Upregulated CD8 MAIT cell differentiation and gene expression after inactivated SARS-CoV-2 vaccination identified by single-cell sequencing.

Background: The primary strategy for reducing the incidence of COVID-19 is SARS-CoV-2 vaccination. Few studies have explored T cell subset differentiation and gene expressions induced by SARS-CoV-2 vaccines. Our study aimed to analyze T cell dynamics and transcriptome gene expression after inoculation with an inactivated SARS-CoV-2 vaccine by using single-cell sequencing.

Methods: Single-cell sequencing was performed after peripheral blood mononuclear cells were extracted from three participants at four time points during the inactivated SARS-CoV-2 vaccination process. After library preparation, raw read data analysis, quality control, dimension reduction and clustering, single-cell T cell receptor (TCR) sequencing, TCR V(D)J sequencing, cell differentiation trajectory inference, differentially expressed genes, and pathway enrichment were analyzed to explore the characteristics and mechanisms of postvaccination immunodynamics.

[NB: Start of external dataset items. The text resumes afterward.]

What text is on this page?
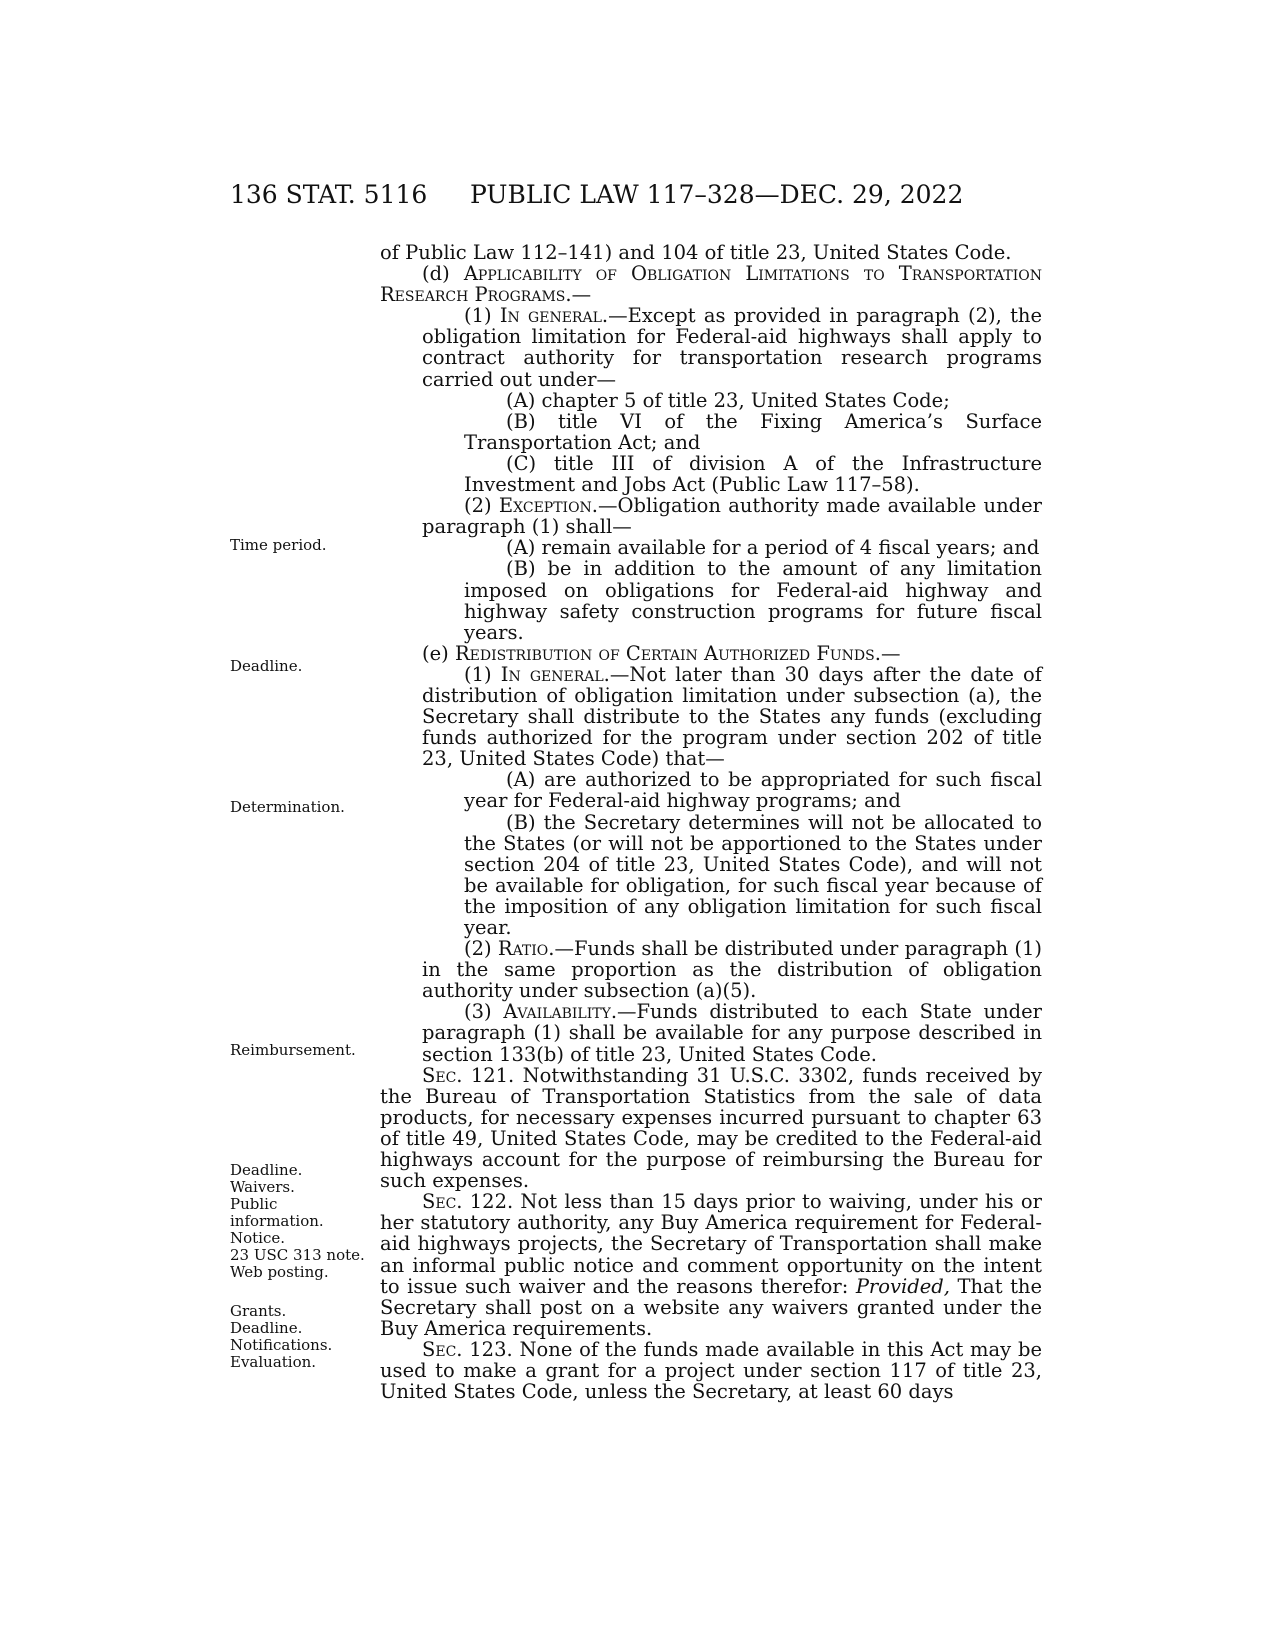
136 STAT. 5116 PUBLIC LAW 117–328—DEC. 29, 2022
Time period.
Deadline.
Determination.
Reimbursement.
Deadline.
Waivers.
Public
information.
Notice.
23 USC 313 note.
Web posting.
Grants.
Deadline.
Notifications.
Evaluation.

of Public Law 112–141) and 104 of title 23, United States Code.

(d) Applicability of Obligation Limitations to Transportation Research Programs.—

(1) In general.—Except as provided in paragraph (2), the obligation limitation for Federal-aid highways shall apply to contract authority for transportation research programs carried out under—

(A) chapter 5 of title 23, United States Code;

(B) title VI of the Fixing America’s Surface Transportation Act; and

(C) title III of division A of the Infrastructure Investment and Jobs Act (Public Law 117–58).

(2) Exception.—Obligation authority made available under paragraph (1) shall—

(A) remain available for a period of 4 fiscal years; and

(B) be in addition to the amount of any limitation imposed on obligations for Federal-aid highway and highway safety construction programs for future fiscal years.

(e) Redistribution of Certain Authorized Funds.—

(1) In general.—Not later than 30 days after the date of distribution of obligation limitation under subsection (a), the Secretary shall distribute to the States any funds (excluding funds authorized for the program under section 202 of title 23, United States Code) that—

(A) are authorized to be appropriated for such fiscal year for Federal-aid highway programs; and

(B) the Secretary determines will not be allocated to the States (or will not be apportioned to the States under section 204 of title 23, United States Code), and will not be available for obligation, for such fiscal year because of the imposition of any obligation limitation for such fiscal year.

(2) Ratio.—Funds shall be distributed under paragraph (1) in the same proportion as the distribution of obligation authority under subsection (a)(5).

(3) Availability.—Funds distributed to each State under paragraph (1) shall be available for any purpose described in section 133(b) of title 23, United States Code.

Sec. 121. Notwithstanding 31 U.S.C. 3302, funds received by the Bureau of Transportation Statistics from the sale of data products, for necessary expenses incurred pursuant to chapter 63 of title 49, United States Code, may be credited to the Federal-aid highways account for the purpose of reimbursing the Bureau for such expenses.

Sec. 122. Not less than 15 days prior to waiving, under his or her statutory authority, any Buy America requirement for Federal-aid highways projects, the Secretary of Transportation shall make an informal public notice and comment opportunity on the intent to issue such waiver and the reasons therefor: Provided, That the Secretary shall post on a website any waivers granted under the Buy America requirements.

Sec. 123. None of the funds made available in this Act may be used to make a grant for a project under section 117 of title 23, United States Code, unless the Secretary, at least 60 days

Results: Inactivated SARS-CoV-2 vaccination promoted T cell proliferation, TCR clone amplification, and TCR diversity. The proliferation and differentiation of CD8 mucosal-associated invariant T (MAIT) cells were significantly upregulated, as were gene expression and the two pathways of nuclear-transcribed mRNA catabolic process, nonsense-mediated decay, and translational initiation.

Conclusion: Upregulation of CD8 MAIT cell differentiation and expression after inactivated SARS-CoV-2 vaccination was demonstrated by single-cell sequencing. We conclude that the inactivated SARS-CoV-2 vaccine elicits adaptive T cell immunity to enhance early immunity and rapid response to the targeted virus.